Kita semua diajari untuk menyapa orang yang dengannya kita berpapasan, terutama mereka yang lebih tua dan dihormati. Demikianlah siswa harus bersikap terhadap guru, bawahan terhadap atasan, dan lain-lain. Kebiasaan di masyarakat ini mencerminkan bahwa yang memberi hormat terlebih dahulu berasal dari ordo yang lebih rendah. Ini baik-baik saja, tentunya, sampai disalahgunakan oleh orang berdosa. Orang berdosa menikmati didahului dalam hal memberi hormat. Pengaruh dosa membuat kita cenderung menikmati berada di posisi yang lebih “hormat” daripada orang yang berpapasan dengan kita, sehingga saling tunggu memberikan hormat pun terjadi. Namun, apa yang dinasihatkan Paulus kepada orang yang sudah lahir baru?
Rangkaian nasihat yang diberikan Paulus dalam Roma 12:9 dan seterusnya diberikan setelah Paulus berbicara tentang hidup baru di awal pasal tersebut. Orang yang sudah diperbarui hidupnya hendaklah hidup dalam kasih. Ayat 10 mengubah paradigma kita yang masih berdosa: “Hendaklah kamu saling mengasihi sebagai saudara dan saling mendahului dalam memberi hormat.” Saya kira, kita dapat membacanya sebagai: “Saling mengasihilah. Hendaklah kamu memposisikan dirimu di tempat yang lebih rendah daripada orang yang berpapasan denganmu.”

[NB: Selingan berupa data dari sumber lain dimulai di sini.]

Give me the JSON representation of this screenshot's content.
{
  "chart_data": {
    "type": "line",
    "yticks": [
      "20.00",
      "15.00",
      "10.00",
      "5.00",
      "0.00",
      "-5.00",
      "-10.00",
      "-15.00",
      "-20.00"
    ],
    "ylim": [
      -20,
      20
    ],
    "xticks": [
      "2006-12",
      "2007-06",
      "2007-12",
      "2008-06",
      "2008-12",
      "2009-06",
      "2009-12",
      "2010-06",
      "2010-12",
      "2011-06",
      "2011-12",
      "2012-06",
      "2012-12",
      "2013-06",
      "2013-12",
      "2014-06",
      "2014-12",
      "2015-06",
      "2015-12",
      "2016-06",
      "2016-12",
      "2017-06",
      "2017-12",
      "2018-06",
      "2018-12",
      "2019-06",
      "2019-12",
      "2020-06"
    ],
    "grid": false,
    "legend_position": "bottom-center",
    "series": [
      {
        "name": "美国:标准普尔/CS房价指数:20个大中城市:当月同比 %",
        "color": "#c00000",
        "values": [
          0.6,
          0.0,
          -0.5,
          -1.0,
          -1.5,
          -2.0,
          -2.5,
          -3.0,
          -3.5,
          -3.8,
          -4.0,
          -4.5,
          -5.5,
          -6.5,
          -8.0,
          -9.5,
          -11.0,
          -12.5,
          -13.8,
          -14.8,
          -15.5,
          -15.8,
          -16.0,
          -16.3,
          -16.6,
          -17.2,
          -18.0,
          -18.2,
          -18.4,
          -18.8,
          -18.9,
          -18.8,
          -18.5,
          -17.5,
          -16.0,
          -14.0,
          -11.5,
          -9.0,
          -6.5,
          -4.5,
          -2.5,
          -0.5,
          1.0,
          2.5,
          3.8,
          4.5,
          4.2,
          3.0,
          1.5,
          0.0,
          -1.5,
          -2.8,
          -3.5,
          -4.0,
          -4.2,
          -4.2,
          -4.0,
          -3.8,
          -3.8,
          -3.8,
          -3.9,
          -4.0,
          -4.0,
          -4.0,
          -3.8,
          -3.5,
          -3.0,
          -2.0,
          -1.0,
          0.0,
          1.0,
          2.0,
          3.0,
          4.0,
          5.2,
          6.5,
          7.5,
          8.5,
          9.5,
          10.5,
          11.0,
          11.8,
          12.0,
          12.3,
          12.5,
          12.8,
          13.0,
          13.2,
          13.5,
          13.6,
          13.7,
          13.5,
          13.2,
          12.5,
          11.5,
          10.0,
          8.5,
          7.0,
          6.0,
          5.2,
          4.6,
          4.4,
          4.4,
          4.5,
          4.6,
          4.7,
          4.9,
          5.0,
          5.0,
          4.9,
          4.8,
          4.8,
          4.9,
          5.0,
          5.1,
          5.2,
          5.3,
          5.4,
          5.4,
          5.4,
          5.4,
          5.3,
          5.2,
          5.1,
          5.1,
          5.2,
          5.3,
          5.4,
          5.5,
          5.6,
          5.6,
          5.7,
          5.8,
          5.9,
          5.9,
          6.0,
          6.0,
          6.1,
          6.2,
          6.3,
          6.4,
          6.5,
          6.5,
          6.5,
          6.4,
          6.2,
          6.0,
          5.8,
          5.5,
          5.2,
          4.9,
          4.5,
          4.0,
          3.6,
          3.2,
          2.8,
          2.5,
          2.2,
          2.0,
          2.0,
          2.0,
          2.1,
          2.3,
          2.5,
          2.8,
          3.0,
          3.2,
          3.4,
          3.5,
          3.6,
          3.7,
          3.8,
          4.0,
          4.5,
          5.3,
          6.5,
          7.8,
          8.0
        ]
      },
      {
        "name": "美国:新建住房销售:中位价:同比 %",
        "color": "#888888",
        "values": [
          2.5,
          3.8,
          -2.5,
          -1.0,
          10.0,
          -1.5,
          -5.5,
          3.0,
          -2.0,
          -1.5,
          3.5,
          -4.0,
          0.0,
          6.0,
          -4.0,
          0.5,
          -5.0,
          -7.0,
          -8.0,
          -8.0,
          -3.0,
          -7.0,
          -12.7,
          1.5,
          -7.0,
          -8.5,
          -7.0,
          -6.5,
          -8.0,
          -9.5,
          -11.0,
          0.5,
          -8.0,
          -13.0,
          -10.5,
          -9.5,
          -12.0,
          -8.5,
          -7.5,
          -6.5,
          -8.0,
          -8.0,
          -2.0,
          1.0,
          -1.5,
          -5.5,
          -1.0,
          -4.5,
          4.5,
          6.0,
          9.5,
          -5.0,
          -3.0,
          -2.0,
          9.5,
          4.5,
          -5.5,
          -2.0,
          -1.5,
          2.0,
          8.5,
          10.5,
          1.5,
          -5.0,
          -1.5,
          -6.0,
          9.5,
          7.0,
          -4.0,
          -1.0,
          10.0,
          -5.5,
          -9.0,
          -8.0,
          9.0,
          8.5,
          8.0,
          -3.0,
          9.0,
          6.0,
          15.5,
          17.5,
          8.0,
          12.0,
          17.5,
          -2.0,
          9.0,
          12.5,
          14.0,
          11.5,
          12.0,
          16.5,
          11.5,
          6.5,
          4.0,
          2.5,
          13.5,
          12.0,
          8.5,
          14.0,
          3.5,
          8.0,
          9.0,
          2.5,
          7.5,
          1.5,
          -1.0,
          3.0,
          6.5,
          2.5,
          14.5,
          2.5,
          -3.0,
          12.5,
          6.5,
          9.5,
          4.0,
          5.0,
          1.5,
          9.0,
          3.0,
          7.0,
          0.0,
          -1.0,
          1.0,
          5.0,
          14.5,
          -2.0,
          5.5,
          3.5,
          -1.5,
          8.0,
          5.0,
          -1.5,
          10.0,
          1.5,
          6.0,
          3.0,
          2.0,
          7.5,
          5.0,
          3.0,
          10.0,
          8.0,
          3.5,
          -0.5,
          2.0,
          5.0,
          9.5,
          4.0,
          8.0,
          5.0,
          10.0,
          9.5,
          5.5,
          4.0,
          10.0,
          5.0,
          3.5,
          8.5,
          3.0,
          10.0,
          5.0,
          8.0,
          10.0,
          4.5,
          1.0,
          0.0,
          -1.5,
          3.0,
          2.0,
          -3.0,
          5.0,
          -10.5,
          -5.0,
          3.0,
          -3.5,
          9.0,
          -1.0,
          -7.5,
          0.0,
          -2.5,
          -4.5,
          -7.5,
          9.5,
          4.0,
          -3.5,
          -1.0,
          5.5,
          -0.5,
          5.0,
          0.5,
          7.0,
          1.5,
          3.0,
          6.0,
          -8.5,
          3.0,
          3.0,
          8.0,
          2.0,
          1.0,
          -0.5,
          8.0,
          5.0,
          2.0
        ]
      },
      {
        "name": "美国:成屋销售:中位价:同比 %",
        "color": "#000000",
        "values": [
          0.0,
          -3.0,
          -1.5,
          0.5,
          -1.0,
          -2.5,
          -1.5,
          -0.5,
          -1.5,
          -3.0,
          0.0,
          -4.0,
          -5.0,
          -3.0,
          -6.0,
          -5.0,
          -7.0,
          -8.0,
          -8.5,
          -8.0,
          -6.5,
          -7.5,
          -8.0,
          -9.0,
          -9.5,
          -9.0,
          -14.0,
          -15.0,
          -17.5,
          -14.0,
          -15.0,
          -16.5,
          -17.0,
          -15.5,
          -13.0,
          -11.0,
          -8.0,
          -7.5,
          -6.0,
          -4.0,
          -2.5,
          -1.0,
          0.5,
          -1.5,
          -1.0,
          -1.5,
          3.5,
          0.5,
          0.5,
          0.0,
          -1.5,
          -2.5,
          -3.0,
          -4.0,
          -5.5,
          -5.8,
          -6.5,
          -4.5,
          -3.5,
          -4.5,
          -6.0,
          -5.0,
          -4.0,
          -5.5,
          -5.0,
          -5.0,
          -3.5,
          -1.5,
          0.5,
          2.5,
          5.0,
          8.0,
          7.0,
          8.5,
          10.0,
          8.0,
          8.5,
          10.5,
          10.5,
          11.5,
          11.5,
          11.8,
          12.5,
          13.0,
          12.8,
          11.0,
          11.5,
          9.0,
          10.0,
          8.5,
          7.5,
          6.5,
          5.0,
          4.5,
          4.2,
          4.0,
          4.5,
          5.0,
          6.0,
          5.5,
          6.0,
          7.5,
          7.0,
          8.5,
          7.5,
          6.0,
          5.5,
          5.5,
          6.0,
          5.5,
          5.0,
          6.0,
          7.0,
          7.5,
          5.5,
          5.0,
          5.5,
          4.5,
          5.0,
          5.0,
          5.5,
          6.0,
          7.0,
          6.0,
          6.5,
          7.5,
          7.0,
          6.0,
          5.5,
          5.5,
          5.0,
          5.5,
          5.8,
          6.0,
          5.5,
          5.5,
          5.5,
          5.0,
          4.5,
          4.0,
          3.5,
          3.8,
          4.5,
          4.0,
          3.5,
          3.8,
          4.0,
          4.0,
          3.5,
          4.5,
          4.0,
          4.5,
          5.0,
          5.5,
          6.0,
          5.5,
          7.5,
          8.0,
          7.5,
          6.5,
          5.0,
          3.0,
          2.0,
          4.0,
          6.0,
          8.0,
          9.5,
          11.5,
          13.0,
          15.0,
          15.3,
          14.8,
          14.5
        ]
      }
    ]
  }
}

Dengan demikian, ayat 16 harus dibaca dalam konteks ajaran untuk saling mengasihi ini. Ia berbunyi, “Hendaklah kamu sehati sepikir dalam hidupmu bersama; janganlah kamu memikirkan perkara-perkara yang tinggi, tetapi arahkanlah dirimu kepada perkara-perkara yang sederhana. Janganlah menganggap dirimu pandai!” Paulus tidak melarang kita untuk memikirkan atau merencanakan pekerjaan besar di bawah pimpinan Roh Kudus. Namun, saling mengasihi dengan orang yang ada di hadapan kita tidak terjadi dengan memikirkan hal-hal besar, tetapi mengerjakan hal-hal kecil. Ketika berbicara tentang hal-hal besar di hadapan saudara kita, kita akan memberikan cinta yang abstrak. Namun cinta yang konkret berasal dari sentuhan yang nyata, dari melakukan “hal-hal kecil”.
Kedua ayat di atas mengungkapkan sifat yang melekat pada cinta yang sejati. Ia baru dapat murni ketika keluar dari hati yang rendah. Bukankah Tuhan kita, Yesus Kristus, telah menjadi teladan kita yang paling sempurna? Dia berinkarnasi, mengasihi kita di tempat yang rendah. Kita juga tidak boleh lupa bahwa hal besar yang dilakukan Tuhan Yesus bagi kita, yaitu mati di atas kayu salib dan bangkit kembali pada hari ketiga, merupakan puncak dari hal-hal kecil yang Dia lakukan, seperti mencuci kaki murid-murid-Nya.
Mengomentari ayat 16, Matthew Henry menulis, “True love cannot be without lowliness.”